While the meeting of its order inflow target has been the trigger for the stock, Engineers India Limited is also among the few stocks in the industrials space where public investors have significantly risen their stake in 2016. Total public holding in December 2015 stood at 30.6 per cent, with institutional investors holding 20 per cent. These numbers have significantly risen and public holding in the stock increased to 41.13 per cent as on December 31, 2016, with mutual funds hiking their stake in Engineers India Limited from three per cent in December 2015 to nine per cent in December 2016.

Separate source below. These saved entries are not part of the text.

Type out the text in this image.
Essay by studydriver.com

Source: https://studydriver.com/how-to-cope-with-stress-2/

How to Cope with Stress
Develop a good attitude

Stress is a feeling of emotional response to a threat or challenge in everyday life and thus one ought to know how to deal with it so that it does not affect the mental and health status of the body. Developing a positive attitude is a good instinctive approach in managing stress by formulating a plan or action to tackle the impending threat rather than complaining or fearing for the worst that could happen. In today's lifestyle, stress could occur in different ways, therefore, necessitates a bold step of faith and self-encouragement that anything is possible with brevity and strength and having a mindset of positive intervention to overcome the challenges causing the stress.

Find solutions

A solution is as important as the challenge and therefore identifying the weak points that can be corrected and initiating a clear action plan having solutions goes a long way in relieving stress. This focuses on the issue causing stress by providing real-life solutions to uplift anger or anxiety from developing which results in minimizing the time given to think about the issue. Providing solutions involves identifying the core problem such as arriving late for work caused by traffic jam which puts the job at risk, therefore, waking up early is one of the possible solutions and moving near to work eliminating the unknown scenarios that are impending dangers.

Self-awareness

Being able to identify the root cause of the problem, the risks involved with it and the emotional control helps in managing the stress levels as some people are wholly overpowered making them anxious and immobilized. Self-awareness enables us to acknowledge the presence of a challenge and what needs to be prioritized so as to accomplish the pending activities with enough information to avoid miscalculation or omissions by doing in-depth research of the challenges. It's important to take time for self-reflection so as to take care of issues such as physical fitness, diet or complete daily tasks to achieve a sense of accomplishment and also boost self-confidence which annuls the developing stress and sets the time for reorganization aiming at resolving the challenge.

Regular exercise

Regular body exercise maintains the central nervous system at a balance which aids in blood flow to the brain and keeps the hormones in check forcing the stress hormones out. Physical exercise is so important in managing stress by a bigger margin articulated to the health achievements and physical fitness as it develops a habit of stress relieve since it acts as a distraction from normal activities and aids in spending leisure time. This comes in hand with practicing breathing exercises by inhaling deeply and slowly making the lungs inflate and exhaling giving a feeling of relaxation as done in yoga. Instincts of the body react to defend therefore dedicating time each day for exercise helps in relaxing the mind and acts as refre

Analysts feel Engineers India Limited could remain on investment radar going ahead, given the convincing manner in which it is fulfilling its FY17 order inflow targets. But from here on the Street would closely watch how well Engineers India Limited executes its projects. With an order book of over Rs 7,000 crore and 64 per cent of order backlog skewed towards high-margin consultancy business, unless the pace of execution improves, sustaining the optimism on its stock could be difficult. In fact, Engineers India Limited has already underperformed the Street expectations on the earnings front in June 2016 and September 2016 quarters. Save for massive provision write-backs in the turnkey division, net profit growth too would have been elusive. In fact, analysts at Prabhudas Lilladher have marginally trimmed their earnings expectation by two-four per cent for FY18 on the back of weak execution. So for now, while order flows could keep the stock busy, all eyes will be on execution from here on.